La première des scènes situées en Grèce de Révolution Zendj présente un groupe de jeunes gens qui réalisent un graffiti au pochoir. Avant même que ne débutent les voyages qui permettront la rencontre effective de personnages vivant de part et d’autre de la Méditerranée, ces plans montrant des jeunes de Thessalonique aux visages en partie recouverts par des foulards font manifestement écho aux images qui, quelques minutes auparavant, présentaient de jeunes émeutiers de la région du M’zab (Algérie). Malgré la distance, ce parallèle visuel permet de raccorder deux territoires et rappelle l’un des enjeux annoncés du film, à savoir « mettre en lumière la façon dont certains événements survenus dans [le bassin méditerranéen] communiquent entre eux4. »

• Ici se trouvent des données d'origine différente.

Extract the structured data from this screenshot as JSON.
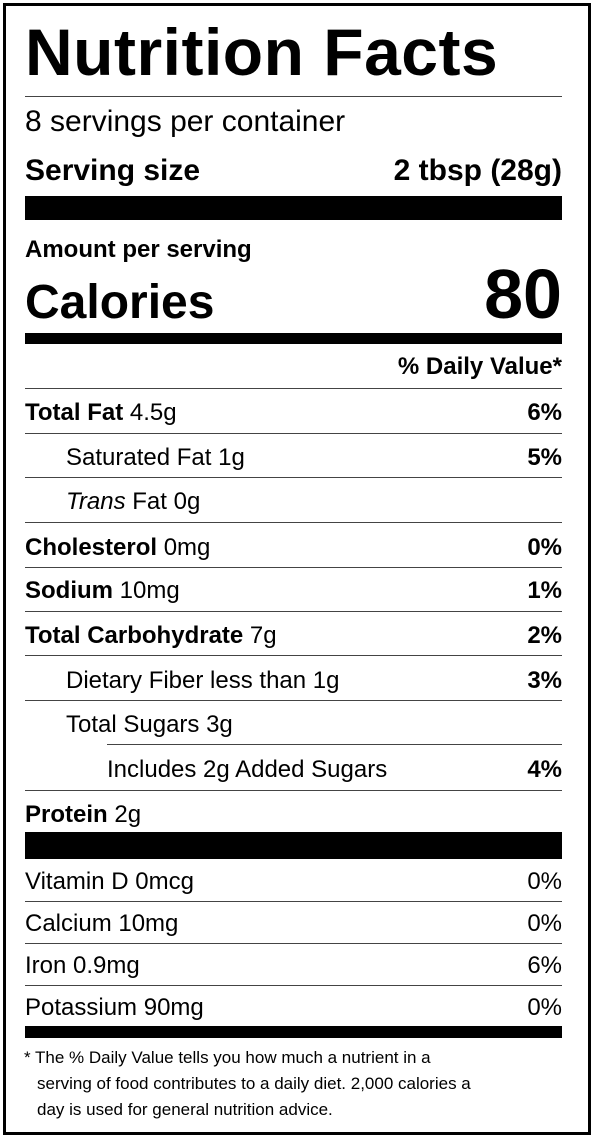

Retour en Grèce. En lettres rouges sur un mur blanc, s’inscrit la phrase suivante : « Nous qui désirons sans fin ». Les mots, cette fois, n’ont pas été trouvés dans une rue d’Alger, mais sur la première de couverture d’un essai de Raoul Vaneigem. Par-delà l’évidente proximité entre certains propos lapidaires du texte de Vaneigem et certains mots prononcés dans le film de Teguia – l’argent est « une des causes de la tristesse de ce monde », déclare par exemple une voix tandis que les corps se meuvent au son de cuivres dans une séquence située quelques minutes plus tard –, ce titre devenu slogan anime en profondeur le projet de Révolution Zendj.

Du désir comme vecteur et légende

Comment retrouver la mémoire des révoltes passées ? Telle est la question que semblent d’abord se poser le journaliste Ibn Battûta – personnage principal du film – et le réalisateur Tariq Teguia. Cette question implique des réponses théoriques dont le film se détourne, leur préférant des trajectoires, des déplacements. Battûta quitte l’Algérie pour le Liban, tout en espérant rejoindre l’Irak. À la recherche de fantômes à Beyrouth, il rencontre Nahla, fille d’anciens militants palestiniens exilés en Grèce. Celle-ci, bien vivante, a fait le trajet pour donner à des Palestiniens de Chatila les fonds récoltés auprès de camarades grecs. À la faveur de ces mouvements (l’enquête, la « promenade »), Révolution Zendj se présente à nous sous la forme d’une recherche de voix, de visages et de propositions audiovisuelles concernant les relations que peuvent entretenir des corps contestataires dans le contexte du capitalisme mondialisé.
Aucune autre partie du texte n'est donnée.